Was the yak in the garage or what?

JT


----------



## Redro (Sep 5, 2005)

merde, way too much information!


----------



## DGax65 (Jun 7, 2006)

I guess I just have a sensitive nose, but I hate it when my yak smells bad. All I know is that if I don't wash it after use it takes on a peculiar funk. I don't know; maybe we just have smelly water here :lol: AT LEAST MY YAK DOESN'T SMELL LIKE FRESH POOH! What the hell, Dan? I really don't want to know, but I have to ask. How did you remove the "brown trout" from your yak. Did you use your landing net? Gaff it and fling it over the side? Do an eskimo roll and let gravity do the job? I've never been in such dire extremis that I've resorted to crapping in my yak. That being said; I would think that knowing how to de-crap your kayak would be a valuable bit of information. Just in case I ever look over the side and see the tax man gliding by, I'll probably need this info :shock: :x   :roll:


----------



## bazzoo (Oct 17, 2006)

andybear said:


> Ye Gods!
> 
> And I get cited as a strange man? :shock: :shock:
> 
> ...


 dont get any normaler andy , we loves ya as ya are :lol: :lol:


----------



## Guest (Feb 13, 2007)

DGax65 said:


> I guess I just have a sensitive nose, but I hate it when my yak smells bad. All I know is that if I don't wash it after use it takes on a peculiar funk. I don't know; maybe we just have smelly water here :lol: AT LEAST MY YAK DOESN'T SMELL LIKE FRESH POOH! What the hell, Dan? I really don't want to know, but I have to ask. How did you remove the "brown trout" from your yak. Did you use your landing net? Gaff it and fling it over the side? Do an eskimo roll and let gravity do the job? I've never been in such dire extremis that I've resorted to crapping in my yak. That being said; I would think that knowing how to de-crap your kayak would be a valuable bit of information. Just in case I ever look over the side and see the tax man gliding by, I'll probably need this info :shock: :x   :roll:


He used his big toe to push it through the scupper hole I woulda thought :lol:

Hmmm emergency scupper bung :roll:


----------



## spooled1 (Sep 16, 2005)

OK! You asked but BEWARE, the devil is in the detail. The following is a revolting, disgusting, off putting and environmentally unfriendly interpretation of real life human events. Events such as these should be reserved for emergency situations only and could be considered unacceptable to some readers.
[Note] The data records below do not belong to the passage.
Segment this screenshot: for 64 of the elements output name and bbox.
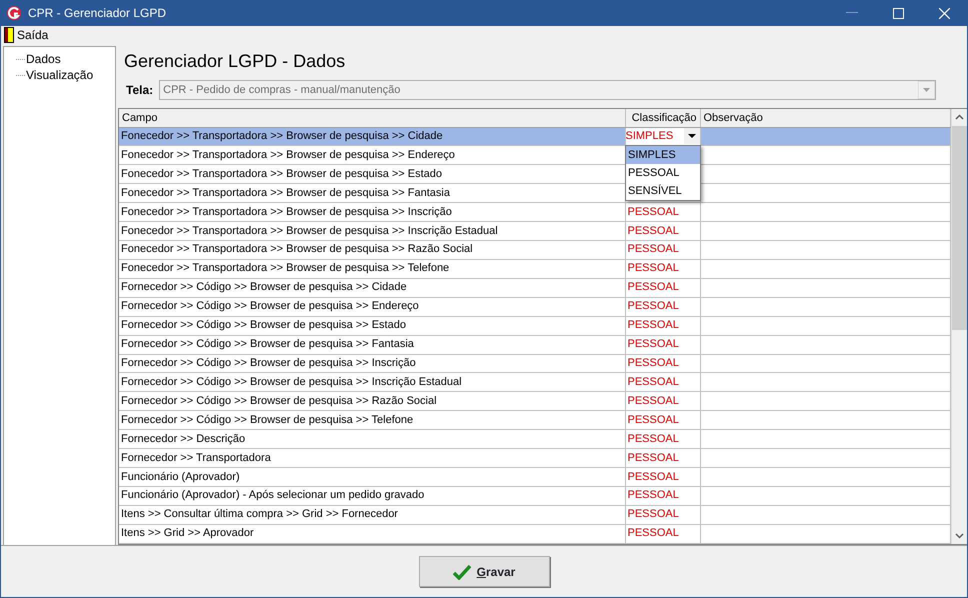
checkmark-icon xyxy=(452,564,471,580)
table-cell: PESSOAL xyxy=(625,278,700,298)
table-cell: PESSOAL xyxy=(625,372,700,392)
table-cell: PESSOAL xyxy=(625,259,700,278)
table-cell: Fornecedor >> Código >> Browser de pesquisa >> Razão Social xyxy=(119,392,625,411)
page-heading: Gerenciador LGPD - Dados xyxy=(124,50,346,73)
table-cell: Fornecedor >> Código >> Browser de pesquisa >> Endereço xyxy=(119,297,625,316)
dropdown-option[interactable]: SIMPLES xyxy=(626,146,700,164)
table-cell: PESSOAL xyxy=(625,297,700,316)
caret-icon xyxy=(684,128,700,144)
field-label: Tela: xyxy=(126,82,154,99)
table-cell: PESSOAL xyxy=(625,468,700,487)
table-cell: Itens >> Consultar última compra >> Grid >> Fornecedor xyxy=(119,505,625,524)
table-cell: Fornecedor >> Código >> Browser de pesquisa >> Inscrição xyxy=(119,354,625,373)
table-cell: PESSOAL xyxy=(625,505,700,524)
table-cell: Fornecedor >> Código >> Browser de pesquisa >> Telefone xyxy=(119,410,625,430)
table-cell: Fonecedor >> Transportadora >> Browser de pesquisa >> Fantasia xyxy=(119,184,625,203)
window-title: CPR - Gerenciador LGPD xyxy=(28,5,166,22)
table-cell: PESSOAL xyxy=(625,335,700,354)
dropdown-option[interactable]: PESSOAL xyxy=(626,164,700,182)
app-logo-icon xyxy=(6,5,22,21)
caret-icon xyxy=(918,81,936,99)
tree-item[interactable]: Dados xyxy=(26,50,61,68)
scrollbar[interactable] xyxy=(950,109,966,544)
table-cell: PESSOAL xyxy=(625,202,700,222)
tree-item[interactable]: Visualização xyxy=(26,66,94,84)
table-cell: Fornecedor >> Descrição xyxy=(119,430,625,449)
table-cell: Fornecedor >> Código >> Browser de pesquisa >> Inscrição Estadual xyxy=(119,372,625,392)
classification-editor[interactable]: SIMPLES xyxy=(626,128,700,145)
scrollbar-thumb[interactable] xyxy=(952,126,966,330)
table-cell: PESSOAL xyxy=(625,410,700,430)
table-cell: Fornecedor >> Transportadora xyxy=(119,448,625,468)
table-cell: Funcionário (Aprovador) xyxy=(119,468,625,487)
table-cell: Itens >> Grid >> Aprovador xyxy=(119,524,625,544)
dropdown-option[interactable]: SENSÍVEL xyxy=(626,182,700,200)
column-header[interactable]: Classificação xyxy=(625,109,700,127)
table-cell: Fonecedor >> Transportadora >> Browser de pesquisa >> Inscrição Estadual xyxy=(119,222,625,241)
column-header[interactable]: Campo xyxy=(119,109,625,127)
table-cell: Fonecedor >> Transportadora >> Browser de pesquisa >> Endereço xyxy=(119,146,625,165)
table-cell: PESSOAL xyxy=(625,240,700,260)
table-cell: Fonecedor >> Transportadora >> Browser de pesquisa >> Razão Social xyxy=(119,240,625,260)
table-cell: Funcionário (Aprovador) - Após selecionar um pedido gravado xyxy=(119,486,625,506)
table-cell: PESSOAL xyxy=(625,354,700,373)
table-cell: Fornecedor >> Código >> Browser de pesquisa >> Fantasia xyxy=(119,335,625,354)
table-cell: PESSOAL xyxy=(625,222,700,241)
close-icon xyxy=(938,8,950,18)
table-cell: Fonecedor >> Transportadora >> Browser de pesquisa >> Cidade xyxy=(119,127,625,146)
table-cell: Fornecedor >> Código >> Browser de pesquisa >> Estado xyxy=(119,316,625,336)
table-cell: Fornecedor >> Código >> Browser de pesquisa >> Cidade xyxy=(119,278,625,298)
table-cell: PESSOAL xyxy=(625,448,700,468)
maximize-icon xyxy=(892,8,904,18)
table-cell: PESSOAL xyxy=(625,430,700,449)
exit-door-icon xyxy=(4,27,14,43)
table-cell: Fonecedor >> Transportadora >> Browser de pesquisa >> Inscrição xyxy=(119,202,625,222)
table-cell: PESSOAL xyxy=(625,316,700,336)
table-cell: PESSOAL xyxy=(625,486,700,506)
menu-item[interactable]: Saída xyxy=(17,26,48,44)
table-cell: Fonecedor >> Transportadora >> Browser de pesquisa >> Estado xyxy=(119,164,625,184)
table-cell: PESSOAL xyxy=(625,524,700,544)
column-header[interactable]: Observação xyxy=(700,109,950,127)
table-cell: PESSOAL xyxy=(625,392,700,411)
table-cell: Fonecedor >> Transportadora >> Browser de pesquisa >> Telefone xyxy=(119,259,625,278)
save-button[interactable]: Gravar xyxy=(418,556,550,587)
minimize-icon xyxy=(846,12,858,14)
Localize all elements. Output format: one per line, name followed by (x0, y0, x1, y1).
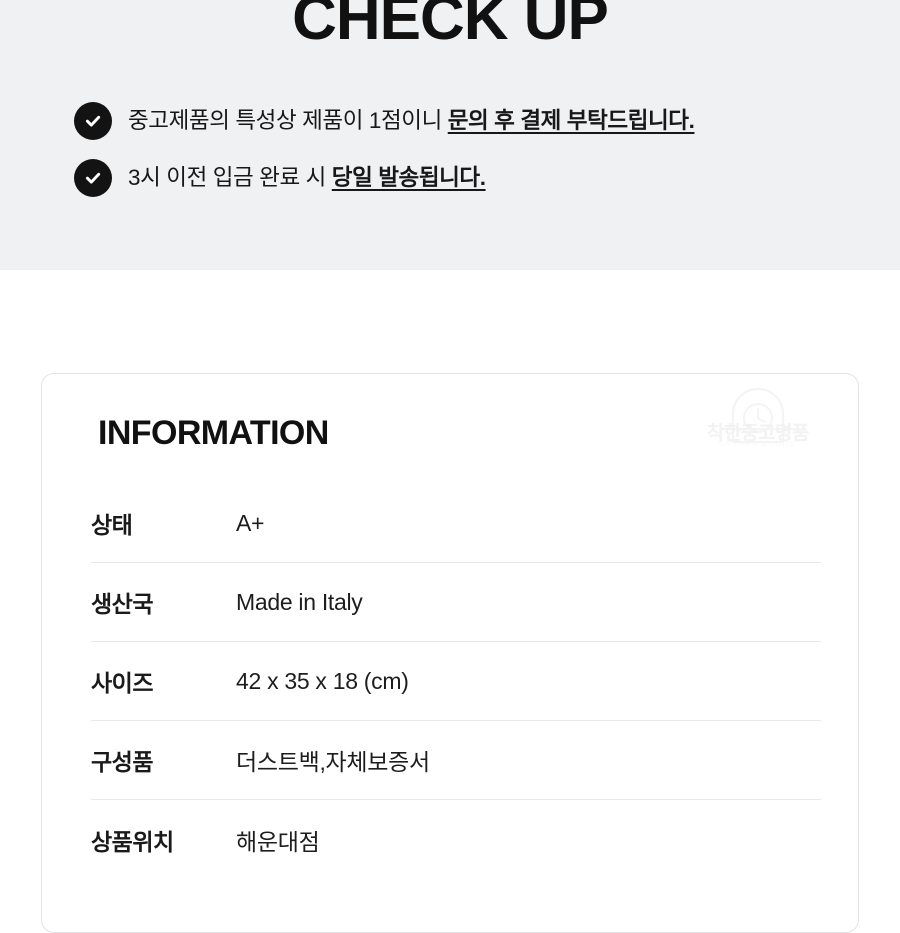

If you have issues with bowel reality, STOP READING NOW!

Dump in a yak:

#1 - Make sure the coast is clear
#2 - Consider whether its easier paddling to shore
#3 - Remove all or any obstacles including fabric seats, tackle, hooks, knives. 
#4 - Ensure your new makeshit basin area (where you normally sit) is clean and has excellent drainage.
#5 - Perch yourself on the moulded poly back rest, firmly fix your arms on the gunwhales and lock your feet into the footrests to hold balance.
#6 - When you are certain you will not overbalance, go for gold.
#7 - Using the lid of a small tackle box or other cupping device, scoop up the remnants and send them seaward. This part is tricky so make sure you allow plenty of time to disperse all residual matter.
#8 - The left finger wipe is standard practice in countries like India. Again, take plenty of time to ensure hygenic and adequate sanitation.
#9 - A good swirl of the seatwell should have you fishing again comfortably in no time.


----------



## deano (Nov 26, 2006)

I would have thought hanging your arse over the side would have been easier :?:


----------



## bazzoo (Oct 17, 2006)

:shock: :shock: :shock: ,much too much information :shock:


----------



## Guest (Feb 13, 2007)

Somehow I dont think it would work after a heavy night on the bourbon and a feed of curry n rice :?

:lol: :roll: :lol:


----------



## spooled1 (Sep 16, 2005)

Hanging over the side is too risky. These days ya never know what'll come back up and bite you on the arse.


----------



## DGax65 (Jun 7, 2006)

I had to ask:roll: Stupid, Doug, Stupid!


----------



## aleg75 (Dec 20, 2005)

Hmmm think I would just jump overboard and do my business if I was that desperate!


----------



## Peril (Sep 5, 2005)

Reminds me of getting caught short at Bangalore airport and discovering the toilets had no paper when I had giardiasis. Never thought I'd ever pick up the pitcher in the toilet, let alone use it as the locals do. There was a small benefit in the giardia induced consistency (I'm trying to be delicate here)


----------



## Guest (Feb 13, 2007)

Yeah I've had to make a quick run to shore a few times, you will always know if you fish with me as when I get back out I'll be wearing a sleeveless T shirt :shock:

I gave up wearing singlets fishing :lol:


----------



## Biggera Yakker (Jan 25, 2007)

Never thought of using a sleeve before - yakkers are in ingenious bunch!!
Which one do you use first, the left or the right sleeve?


----------